Douglas A. McIntyre is the co-founder, chief executive officer and editor in chief of 24/7 Wall St. and 24/7 Tempo. He has held these jobs since 2006.

McIntyre has written thousands of articles for 24/7 Wall St. He is an expert on corporate finance, the automotive industry, media companies and international finance. He has edited articles on national demographics, sports, personal income and travel.

His work has been quoted or mentioned in The New York Times, The Wall Street Journal, Los Angeles Times, The Washington Post, NBC News, Time, The New Yorker, HuffPost USA Today, Business Insider, Yahoo, AOL, MarketWatch, The Atlantic, Bloomberg, New York Post, Chicago Tribune, Forbes, The Guardian and many other major publications. McIntyre has been a guest on CNBC, the BBC and television and radio stations across the country.
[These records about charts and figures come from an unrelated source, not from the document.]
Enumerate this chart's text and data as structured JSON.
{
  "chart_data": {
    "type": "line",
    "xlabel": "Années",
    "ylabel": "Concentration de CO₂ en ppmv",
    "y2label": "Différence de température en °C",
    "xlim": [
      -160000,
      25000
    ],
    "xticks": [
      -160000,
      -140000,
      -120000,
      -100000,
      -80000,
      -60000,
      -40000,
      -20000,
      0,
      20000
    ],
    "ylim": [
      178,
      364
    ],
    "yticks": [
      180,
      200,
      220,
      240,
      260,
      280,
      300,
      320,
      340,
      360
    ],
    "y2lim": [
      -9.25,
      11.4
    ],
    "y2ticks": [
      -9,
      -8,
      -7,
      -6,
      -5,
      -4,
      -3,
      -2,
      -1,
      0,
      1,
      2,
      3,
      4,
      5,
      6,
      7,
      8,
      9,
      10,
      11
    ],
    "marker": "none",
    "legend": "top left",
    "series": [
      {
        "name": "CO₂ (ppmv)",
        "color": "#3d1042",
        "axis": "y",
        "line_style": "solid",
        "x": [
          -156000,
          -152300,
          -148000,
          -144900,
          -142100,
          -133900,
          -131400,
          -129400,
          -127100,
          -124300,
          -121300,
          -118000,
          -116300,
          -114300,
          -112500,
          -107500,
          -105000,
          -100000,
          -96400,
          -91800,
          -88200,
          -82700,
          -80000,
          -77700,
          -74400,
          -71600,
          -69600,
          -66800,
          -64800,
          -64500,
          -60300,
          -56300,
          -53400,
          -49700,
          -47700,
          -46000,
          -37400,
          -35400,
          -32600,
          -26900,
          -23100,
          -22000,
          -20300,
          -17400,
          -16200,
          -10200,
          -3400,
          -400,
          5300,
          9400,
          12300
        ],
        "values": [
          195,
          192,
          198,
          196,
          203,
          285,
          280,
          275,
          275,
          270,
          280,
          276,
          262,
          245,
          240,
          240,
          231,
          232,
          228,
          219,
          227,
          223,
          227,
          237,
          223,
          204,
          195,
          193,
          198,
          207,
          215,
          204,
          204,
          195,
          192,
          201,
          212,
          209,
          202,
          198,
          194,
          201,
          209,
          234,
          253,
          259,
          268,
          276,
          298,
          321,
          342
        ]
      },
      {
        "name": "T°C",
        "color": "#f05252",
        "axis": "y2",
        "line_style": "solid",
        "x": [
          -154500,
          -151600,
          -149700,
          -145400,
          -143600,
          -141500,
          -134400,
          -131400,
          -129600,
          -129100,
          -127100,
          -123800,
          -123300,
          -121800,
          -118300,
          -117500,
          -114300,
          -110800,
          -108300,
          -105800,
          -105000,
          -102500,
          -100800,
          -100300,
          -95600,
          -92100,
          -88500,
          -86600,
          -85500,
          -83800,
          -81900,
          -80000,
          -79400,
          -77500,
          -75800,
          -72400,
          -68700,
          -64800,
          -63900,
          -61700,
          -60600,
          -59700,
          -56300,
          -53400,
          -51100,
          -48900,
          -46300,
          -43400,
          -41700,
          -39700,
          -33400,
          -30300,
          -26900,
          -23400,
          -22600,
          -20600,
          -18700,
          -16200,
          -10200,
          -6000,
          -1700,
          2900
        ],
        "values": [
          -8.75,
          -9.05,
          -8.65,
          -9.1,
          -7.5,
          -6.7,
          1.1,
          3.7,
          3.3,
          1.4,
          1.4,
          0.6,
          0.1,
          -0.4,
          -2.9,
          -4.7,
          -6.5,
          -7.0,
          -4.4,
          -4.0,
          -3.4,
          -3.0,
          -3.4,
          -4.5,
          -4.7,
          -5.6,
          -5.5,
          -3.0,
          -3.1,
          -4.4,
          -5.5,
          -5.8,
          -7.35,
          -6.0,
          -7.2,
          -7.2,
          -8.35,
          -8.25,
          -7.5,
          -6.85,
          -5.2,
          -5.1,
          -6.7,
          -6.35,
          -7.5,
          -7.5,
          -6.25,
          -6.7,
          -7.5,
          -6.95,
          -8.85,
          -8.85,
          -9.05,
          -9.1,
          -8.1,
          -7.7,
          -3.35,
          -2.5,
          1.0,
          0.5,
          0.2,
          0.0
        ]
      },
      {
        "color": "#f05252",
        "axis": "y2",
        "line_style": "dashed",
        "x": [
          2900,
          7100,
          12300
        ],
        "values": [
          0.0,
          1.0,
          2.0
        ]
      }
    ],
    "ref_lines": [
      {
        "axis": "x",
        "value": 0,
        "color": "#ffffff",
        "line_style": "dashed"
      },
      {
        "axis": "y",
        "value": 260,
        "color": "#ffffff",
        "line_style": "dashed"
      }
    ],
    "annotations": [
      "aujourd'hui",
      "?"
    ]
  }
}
A magna cum laude graduate of Harvard College, McIntyre also was president of The Harvard Advocate. Founded in 1866, the Advocate is the oldest college publication in the United States.

TheStreet.com, Comps.com and Edgar Online are some of the public companies for which McIntyre served on the board of directors. He was a Vicinity Corporation board member when the company was sold to Microsoft in 2002. He served on the audit committees of some of these companies.

McIntyre has been the CEO of FutureSource, a provider of trading terminals and news to commodities and futures traders. He was president of Switchboard, the online phone directory company. He served as chairman and CEO of On2 Technologies, the video compression company that provided video compression software for Adobe’s Flash. Google bought On2 in 2009.